Photo by Kampus Production from Pexels
 A long time ago I spent some years as church warden for my local church, which involved attending several Parochial Church Council meetings a year. The PCC is formed of elected members of the congregation, and oversees the material, financial and administrative running of the church, as well as its liturgical, social and pastoral side. Our overriding concern during my tenure was the threatened loss of the church hall, since the 100-year lease was about to expire and the landlord was looking for something rather more than the peppercorn rent they had put up with till now. This came as a shock to many both inside and outside the church, who felt that the hall belonged to the community and that was that. When the umpteenth person told me that yes, well, the building may belong to the landlord, but all the local people feel it belongs to them, I began to lose patience. The rather nice Porsche next door may be my neighbour’s, I wanted to retort, but I see it every day and I feel it’s mine.

That was decades ago. And we succeeded in saving the church hall. But that attitude, that feelings are more important than facts, seems only to have spread more widely in our dealings with each other, and the vicious spats that pass for ‘debate’ on social media have added immensely to its power.

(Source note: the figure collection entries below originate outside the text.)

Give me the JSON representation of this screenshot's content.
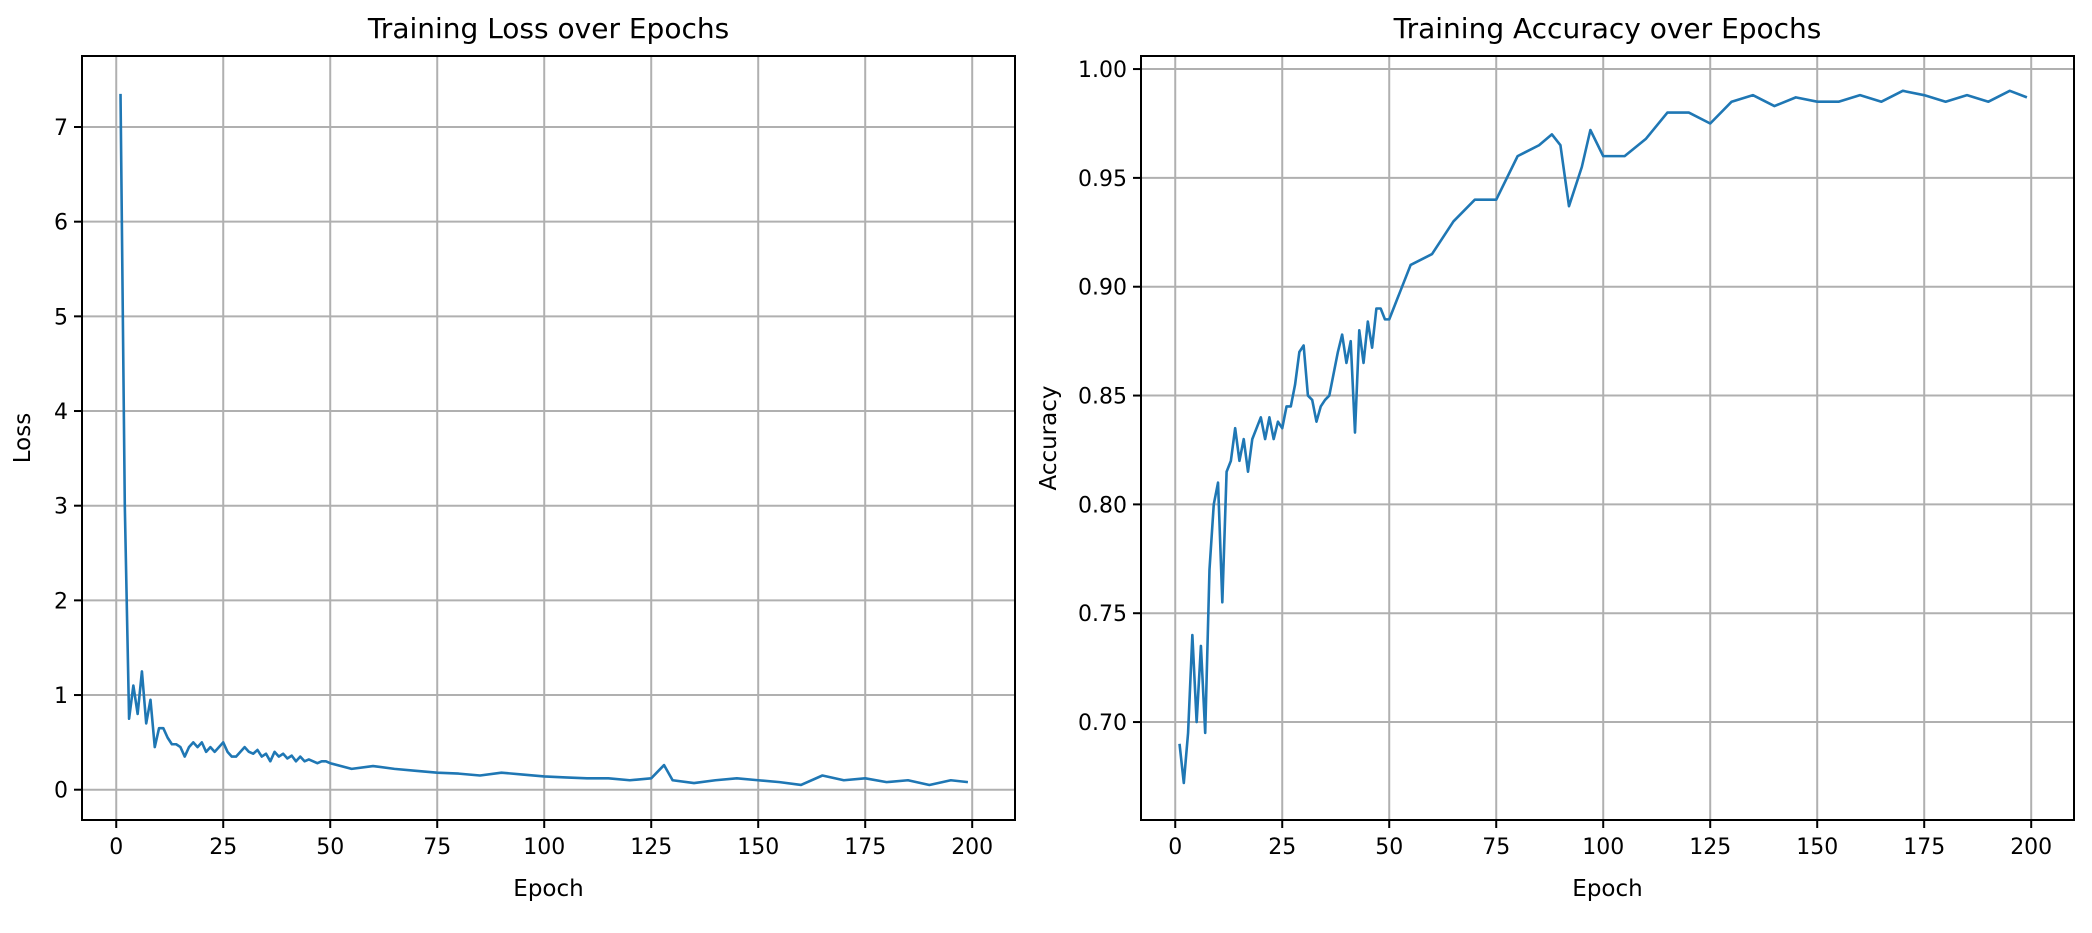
{
  "chart_data": [
    {
      "type": "line",
      "title": "Training Loss over Epochs",
      "xlabel": "Epoch",
      "ylabel": "Loss",
      "xlim": [
        -8,
        210
      ],
      "ylim": [
        -0.32,
        7.75
      ],
      "xticks": [
        0,
        25,
        50,
        75,
        100,
        125,
        150,
        175,
        200
      ],
      "yticks": [
        0,
        1,
        2,
        3,
        4,
        5,
        6,
        7
      ],
      "ytick_decimals": 0,
      "grid": true,
      "line_color": "#1f77b4",
      "series": [
        {
          "x": [
            1,
            2,
            3,
            4,
            5,
            6,
            7,
            8,
            9,
            10,
            11,
            12,
            13,
            14,
            15,
            16,
            17,
            18,
            19,
            20,
            21,
            22,
            23,
            24,
            25,
            26,
            27,
            28,
            29,
            30,
            31,
            32,
            33,
            34,
            35,
            36,
            37,
            38,
            39,
            40,
            41,
            42,
            43,
            44,
            45,
            46,
            47,
            48,
            49,
            50,
            55,
            60,
            65,
            70,
            75,
            80,
            85,
            90,
            95,
            100,
            105,
            110,
            115,
            120,
            125,
            128,
            130,
            135,
            140,
            145,
            150,
            155,
            160,
            165,
            170,
            175,
            180,
            185,
            190,
            195,
            199
          ],
          "y": [
            7.35,
            3.0,
            0.75,
            1.1,
            0.8,
            1.25,
            0.7,
            0.95,
            0.45,
            0.65,
            0.65,
            0.55,
            0.48,
            0.48,
            0.45,
            0.35,
            0.45,
            0.5,
            0.45,
            0.5,
            0.4,
            0.45,
            0.4,
            0.45,
            0.5,
            0.4,
            0.35,
            0.35,
            0.4,
            0.45,
            0.4,
            0.38,
            0.42,
            0.35,
            0.38,
            0.3,
            0.4,
            0.35,
            0.38,
            0.33,
            0.36,
            0.3,
            0.35,
            0.3,
            0.32,
            0.3,
            0.28,
            0.3,
            0.3,
            0.28,
            0.22,
            0.25,
            0.22,
            0.2,
            0.18,
            0.17,
            0.15,
            0.18,
            0.16,
            0.14,
            0.13,
            0.12,
            0.12,
            0.1,
            0.12,
            0.26,
            0.1,
            0.07,
            0.1,
            0.12,
            0.1,
            0.08,
            0.05,
            0.15,
            0.1,
            0.12,
            0.08,
            0.1,
            0.05,
            0.1,
            0.08
          ]
        }
      ]
    },
    {
      "type": "line",
      "title": "Training Accuracy over Epochs",
      "xlabel": "Epoch",
      "ylabel": "Accuracy",
      "xlim": [
        -8,
        210
      ],
      "ylim": [
        0.655,
        1.006
      ],
      "xticks": [
        0,
        25,
        50,
        75,
        100,
        125,
        150,
        175,
        200
      ],
      "yticks": [
        0.7,
        0.75,
        0.8,
        0.85,
        0.9,
        0.95,
        1.0
      ],
      "ytick_decimals": 2,
      "grid": true,
      "line_color": "#1f77b4",
      "series": [
        {
          "x": [
            1,
            2,
            3,
            4,
            5,
            6,
            7,
            8,
            9,
            10,
            11,
            12,
            13,
            14,
            15,
            16,
            17,
            18,
            19,
            20,
            21,
            22,
            23,
            24,
            25,
            26,
            27,
            28,
            29,
            30,
            31,
            32,
            33,
            34,
            35,
            36,
            37,
            38,
            39,
            40,
            41,
            42,
            43,
            44,
            45,
            46,
            47,
            48,
            49,
            50,
            55,
            60,
            65,
            70,
            75,
            80,
            85,
            88,
            90,
            92,
            95,
            97,
            100,
            105,
            110,
            115,
            120,
            125,
            130,
            135,
            140,
            145,
            150,
            155,
            160,
            165,
            170,
            175,
            180,
            185,
            190,
            195,
            199
          ],
          "y": [
            0.69,
            0.672,
            0.695,
            0.74,
            0.7,
            0.735,
            0.695,
            0.77,
            0.8,
            0.81,
            0.755,
            0.815,
            0.82,
            0.835,
            0.82,
            0.83,
            0.815,
            0.83,
            0.835,
            0.84,
            0.83,
            0.84,
            0.83,
            0.838,
            0.835,
            0.845,
            0.845,
            0.855,
            0.87,
            0.873,
            0.85,
            0.848,
            0.838,
            0.845,
            0.848,
            0.85,
            0.86,
            0.87,
            0.878,
            0.865,
            0.875,
            0.833,
            0.88,
            0.865,
            0.884,
            0.872,
            0.89,
            0.89,
            0.885,
            0.885,
            0.91,
            0.915,
            0.93,
            0.94,
            0.94,
            0.96,
            0.965,
            0.97,
            0.965,
            0.937,
            0.955,
            0.972,
            0.96,
            0.96,
            0.968,
            0.98,
            0.98,
            0.975,
            0.985,
            0.988,
            0.983,
            0.987,
            0.985,
            0.985,
            0.988,
            0.985,
            0.99,
            0.988,
            0.985,
            0.988,
            0.985,
            0.99,
            0.987
          ]
        }
      ]
    }
  ]
}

It doesn’t matter what the facts of a case are, what a person actually said, how reasonably they made their argument; if the thought police feel that person is Wrong And Hateful, that person is Wrong And Hateful and must be cancelled. Rational judgement, in other words, has no place in justice or fairness anymore. Bullying rules, made all the more delicious by that absolute certainty on the part of the bullies that They Are The Good Guys.

Hamlet by Shakespeare. Is man still
'noble in reason'?
Or just a piece of work?

‘What a piece of work is a man!’ Shakespeare has Hamlet say. ‘How noble in reason, how infinite in faculty!’ 

Strong stuff… but what does it even mean nowadays, when reason is no longer seen as noble? 

 Enough gloom – Happy New Year, all!





OUT NOW 
FINALIST in the Page Turner Awards 2021 
by Griselda Heppel, author of 

Comments

I couldn't agree more with your comments on reason vs feelings.
Peter Leyland said…
What is truth? What an interesting issue to raise Griselda which might have the pens of the philosophers scratching away until the year dot. As you know I have been studying literary Africa this year. Desmond Tutu has just died and has been praised for his work with the Truth and Reconciliation commission, but not everyone in South Africa saw his truth as theirs. Your post made me think about the Holocaust and how some people still deny it ever happened despite the mountains of evidence, just as the evidence for the benefits of vaccination is overwhelming to most of us.

Our courts of law, although fallible, look for evidence to decide whether something is true or not and I don't think our judges are enemies of the people as some would have us believe. I would argue that great literature also can serve an important function in relation to truth as I recently found in Galgut's The Promise...

Better stop or I'll be going on to 'the year dot'. Happy New Year.


Griselda Heppel said…
Thank you both. Desmond Tutu is very relevant here as a man unafraid to stand up for what he believed - including speaking out against homophobia which takes great courage in a very traditional society. I’m not against judges at all, on the contrary, I’m against the ‘woke’ laws that forces them to refer to a man accused of rape as female. https://www.spiked-online.com/2021/01/22/why-are-we-protecting-the-feelings-of-rapists/amp/ It’s not clear yet whether the victim will also be forced by law to do the same ie to lie under oath. Which makes a nonsense of the justice system and will muddle the jury no end as no one will know who is being referred to. Why would women ever seek justice again?